Melbourne adalah kota kedua yang dinobatkan UNESCO sebagai kota literasi. Salah satu alasannya, Melbourne mendukung para penulis untuk berkarya, industri penerbitan, mensukseskan penjualan buku secara independen, menggiatkan organisasi sastra, melestarikan budaya membaca dan ikut keterlibatan dalam berbagai acara dan festival. Plus-nya lagi, warga Melbourne, mulai dari usia muda hingga tua adalah kategori orang-orang yang gemar sekali membaca. Salut.

#3 Krakow, Polandia

Sesuai sejarah, kota ini adalah tempat lahirnya bahasa dan sastra Polandia. Terlebih lagi, arsip kota krakow mengandung banyak manuskrip dan incunabula, yang merupakan harta berharga Eropa. Beberapa hal inilah yang menjadi pertimbangan UNESCO untuk tidak segan-segan memberi gelar kota literasi pada kota yang satu ini.

#4 Ljubljana, Slovenia

Ljubljana adalah kota yang mendukung festival sastra dengan penulis baik domestik maupun asing dan juga mendukung dalam penerbitan karya mereka. Proyek ini berisi kegiatan promosi buku anak-anak Slovenia, membaca buku bersama dengan keluarga, serta beberapa kegiatan lainnya. Karena hal ini, pada tahun 2015, UNESCO memberikan gelar City of Literature kepada kota ini.

#5 Nottingham, Inggris

Nottingham dinobatkan sebagai kota literasi pasca menjadi juara kota sastra dikancah global. Warga yang bertempat tinggal di sini akan menyambut pengunjung kota dengan suguhan yang mengispirasi, di mana mereka dapat melakukan aktivitas membaca, menulis, serta meresapi kata-kata yang tersaji dalam sastra.
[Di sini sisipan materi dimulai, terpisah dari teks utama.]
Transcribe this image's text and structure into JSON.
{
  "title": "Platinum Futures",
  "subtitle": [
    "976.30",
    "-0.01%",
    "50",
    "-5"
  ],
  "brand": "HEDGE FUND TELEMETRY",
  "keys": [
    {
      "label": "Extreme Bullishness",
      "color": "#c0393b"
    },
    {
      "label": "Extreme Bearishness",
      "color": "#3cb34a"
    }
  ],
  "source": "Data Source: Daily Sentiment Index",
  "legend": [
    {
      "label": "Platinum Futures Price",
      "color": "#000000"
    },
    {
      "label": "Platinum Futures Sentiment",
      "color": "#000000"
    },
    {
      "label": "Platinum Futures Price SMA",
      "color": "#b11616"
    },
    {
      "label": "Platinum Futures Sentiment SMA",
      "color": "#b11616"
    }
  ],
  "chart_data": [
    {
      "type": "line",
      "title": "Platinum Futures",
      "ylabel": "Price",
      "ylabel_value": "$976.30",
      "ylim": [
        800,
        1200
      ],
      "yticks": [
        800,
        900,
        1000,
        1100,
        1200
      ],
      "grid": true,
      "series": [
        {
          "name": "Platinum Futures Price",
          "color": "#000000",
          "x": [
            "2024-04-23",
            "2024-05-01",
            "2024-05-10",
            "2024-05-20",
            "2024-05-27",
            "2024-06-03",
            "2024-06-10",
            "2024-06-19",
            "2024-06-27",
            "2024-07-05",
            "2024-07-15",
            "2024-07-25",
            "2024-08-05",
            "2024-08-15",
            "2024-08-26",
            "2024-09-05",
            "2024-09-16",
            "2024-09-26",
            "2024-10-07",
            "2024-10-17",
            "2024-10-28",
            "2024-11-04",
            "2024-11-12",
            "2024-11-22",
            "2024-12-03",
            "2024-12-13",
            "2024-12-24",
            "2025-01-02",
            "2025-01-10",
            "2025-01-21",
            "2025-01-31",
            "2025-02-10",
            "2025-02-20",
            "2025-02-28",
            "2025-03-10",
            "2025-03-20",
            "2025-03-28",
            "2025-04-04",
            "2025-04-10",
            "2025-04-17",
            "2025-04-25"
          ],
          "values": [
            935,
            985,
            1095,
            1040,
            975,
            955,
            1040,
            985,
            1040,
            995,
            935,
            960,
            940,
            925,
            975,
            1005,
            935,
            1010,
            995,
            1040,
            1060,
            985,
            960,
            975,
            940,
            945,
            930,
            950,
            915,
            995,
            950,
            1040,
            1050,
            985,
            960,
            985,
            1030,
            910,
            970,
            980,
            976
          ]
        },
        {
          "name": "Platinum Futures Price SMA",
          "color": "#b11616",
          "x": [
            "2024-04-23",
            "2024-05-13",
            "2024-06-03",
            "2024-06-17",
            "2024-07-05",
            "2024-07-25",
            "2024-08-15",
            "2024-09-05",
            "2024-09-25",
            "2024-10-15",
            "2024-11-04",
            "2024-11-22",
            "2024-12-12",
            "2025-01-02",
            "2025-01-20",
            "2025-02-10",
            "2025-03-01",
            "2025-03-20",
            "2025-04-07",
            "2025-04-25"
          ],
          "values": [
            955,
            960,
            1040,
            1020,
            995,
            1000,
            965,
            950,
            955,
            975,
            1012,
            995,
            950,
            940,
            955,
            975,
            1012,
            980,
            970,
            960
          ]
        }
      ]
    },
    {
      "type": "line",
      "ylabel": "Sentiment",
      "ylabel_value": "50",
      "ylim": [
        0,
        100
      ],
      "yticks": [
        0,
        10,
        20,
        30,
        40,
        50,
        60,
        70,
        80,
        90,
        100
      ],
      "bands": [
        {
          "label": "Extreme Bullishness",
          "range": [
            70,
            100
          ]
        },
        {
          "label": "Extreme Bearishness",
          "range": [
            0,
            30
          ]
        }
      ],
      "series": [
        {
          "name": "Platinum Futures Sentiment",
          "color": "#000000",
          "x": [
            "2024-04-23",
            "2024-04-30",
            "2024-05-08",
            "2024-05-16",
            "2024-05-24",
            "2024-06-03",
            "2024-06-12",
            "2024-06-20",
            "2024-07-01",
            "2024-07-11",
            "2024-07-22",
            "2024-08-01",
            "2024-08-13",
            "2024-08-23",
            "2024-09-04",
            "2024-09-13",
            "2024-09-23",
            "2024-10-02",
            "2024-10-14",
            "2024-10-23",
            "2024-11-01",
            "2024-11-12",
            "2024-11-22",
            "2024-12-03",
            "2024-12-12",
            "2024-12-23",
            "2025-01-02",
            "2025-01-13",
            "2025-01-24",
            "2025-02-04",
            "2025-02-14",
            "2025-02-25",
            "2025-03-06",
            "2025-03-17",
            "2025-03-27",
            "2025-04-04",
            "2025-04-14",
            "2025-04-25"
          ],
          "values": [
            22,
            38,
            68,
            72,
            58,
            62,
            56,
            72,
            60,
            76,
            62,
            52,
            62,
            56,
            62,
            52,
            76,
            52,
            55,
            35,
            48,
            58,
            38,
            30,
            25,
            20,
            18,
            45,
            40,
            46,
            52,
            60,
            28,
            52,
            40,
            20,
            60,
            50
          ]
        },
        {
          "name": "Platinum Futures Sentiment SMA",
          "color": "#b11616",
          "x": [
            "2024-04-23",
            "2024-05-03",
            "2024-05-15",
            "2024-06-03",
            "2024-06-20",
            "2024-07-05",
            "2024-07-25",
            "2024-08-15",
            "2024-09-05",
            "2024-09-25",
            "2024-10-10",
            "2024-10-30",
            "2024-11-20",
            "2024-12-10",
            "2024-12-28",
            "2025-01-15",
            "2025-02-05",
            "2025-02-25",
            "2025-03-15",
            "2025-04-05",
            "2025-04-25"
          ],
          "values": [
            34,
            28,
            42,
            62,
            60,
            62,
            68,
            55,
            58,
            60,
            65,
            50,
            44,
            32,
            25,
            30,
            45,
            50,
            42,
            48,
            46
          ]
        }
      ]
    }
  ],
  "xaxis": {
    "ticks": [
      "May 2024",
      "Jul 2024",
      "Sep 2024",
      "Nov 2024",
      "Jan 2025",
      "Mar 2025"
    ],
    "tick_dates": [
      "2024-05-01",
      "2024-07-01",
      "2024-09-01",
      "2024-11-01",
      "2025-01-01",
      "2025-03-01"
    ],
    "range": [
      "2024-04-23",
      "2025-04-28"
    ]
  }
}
Menarik bukan?

#6 Utecht, Belanda

Utrecht memiliki beberapa acara dan festival sastra besar termasuk Malam Puisi, Kejuaraan Puisi Nasional Slam Belanda dan Festival Sastra Internasional Utrecht (ILFU). Selain itu, Kota ini adalah rumah dan tempat kerja bagi banyak penulis dan penyair termasuk Arthur Japin, Ronald Giphart, Esther Jansma dan Ingmar Heytze. Tidak heran kota ini layak menyandang gelar kota literasi oleh UNESCO.

Kota-kota di atas membuktikan, gelar sebagai kota literasi ternyata tidak hanya didapatkan hanya karena banyak orang yang suka membaca tinggal di kota tersebut. Jika kota di atas mampu membuktikan, kira-kira negara kita kapan ya?